Prove if a = b, then f(a) = f(b) for any function f (with natural deduction)

I want to be able to prove that for all functions f, that $a = b \to f(a) = f(b)$. That this is true is obvious, but I'm not sure how to formally prove it using only the rules of inference in first-order logic (using natural deduction). I'm guessing I need to reference a formal definition for a function, where $f \subset A \times B$ and satisfies:

$$ (\forall x \in A)(\exists y \in B)((x,y) \in f \wedge (\forall z \in B)((x,z) \in f\to y=z))$$

However, I don't have any clue where to begin with this. Can anyone help? Please only give hints/answers using natural deduction as the deductive system.

Solution 1:

To prove it in set theory, we need some definitions and some basic results :

Definition of function : $(∀x)(∀y)(∀z)(\langle x,y \rangle \in f \land \langle x,z \rangle \in f \to y = z)$;

equality between (Kuratowski) pairs :

$\langle x,y \rangle = \langle u,v \rangle \to x = u \land y = v$;

definition of domain of a relation:

$\mathcal D R$ is the set of all $x$ such that, for some $y : \ \langle x,y \rangle \in R$.
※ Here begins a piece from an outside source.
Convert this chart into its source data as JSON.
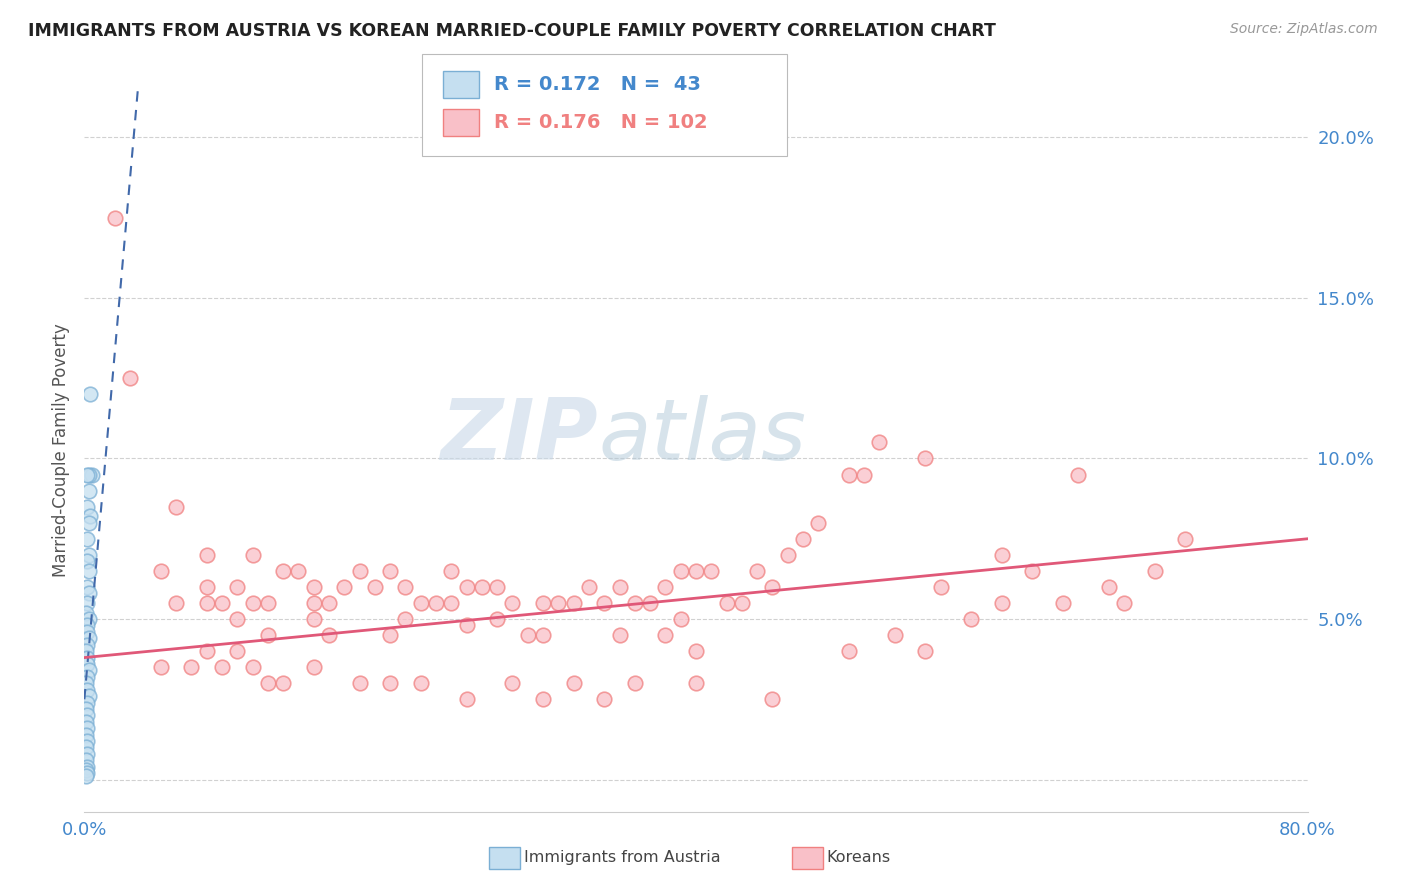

We cannot prove the formula in your question as is, due to the fact that not all functions are total.

We have to rewrite it as :

if $a \in \mathcal D f$ and $a=b$, then $f(a)=f(b)$.

We need also to formalize the abbreviation $f(x)$; form the definition of function we have:

for every $a \in \mathcal D f : \ \exists ! y \ (\langle a,y \rangle \in f)$.

Thus, we are licensed to write :

for every $a \in \mathcal D f : f(a)=\iota y \ (\langle a,y \rangle \in f)$.

Now for the proof :

1) $a \in \mathcal D f$ --- assumed [a]

2) $a=b$ --- assumed [b]

3) $\langle a, f(a) \rangle \in f$ --- from 1) and abbreviation

4) $\langle b, f(b) \rangle \in f$ --- from 2) and 3)

5) $\langle a, f(b) \rangle \in f$ --- from 2) and 4).

Note : the above steps are substitutions of terms into formulae. The formula is : $\{ a, \{a, f(a) \} \} \in f$ and we use the equality axiom :

$a = b \to (\varphi \to \varphi')$, where where $\varphi'$ is obtained from $\varphi$ by replacing $a$ in zero or more (but not necessarily all) places by $b$.

Form the definition of function, by instantiation (or : $\forall$-elim) :

6) $\langle a,f(a) \rangle \in f \land \langle a,f(b) \rangle \in f \to f(a) = f(b)$.

7) $f(a) = f(b)$ --- from 6), 3) and 5) by modus ponens twice.

Thus, discharging assumptions [a] and [b] by Deduction Th (or : $\to$-intro) :

$a \in \mathcal D f \land a=b \to f(a) = f(b)$.

The conclusion (for every $a$ ...) follows by generalization (or : $\forall$-intro).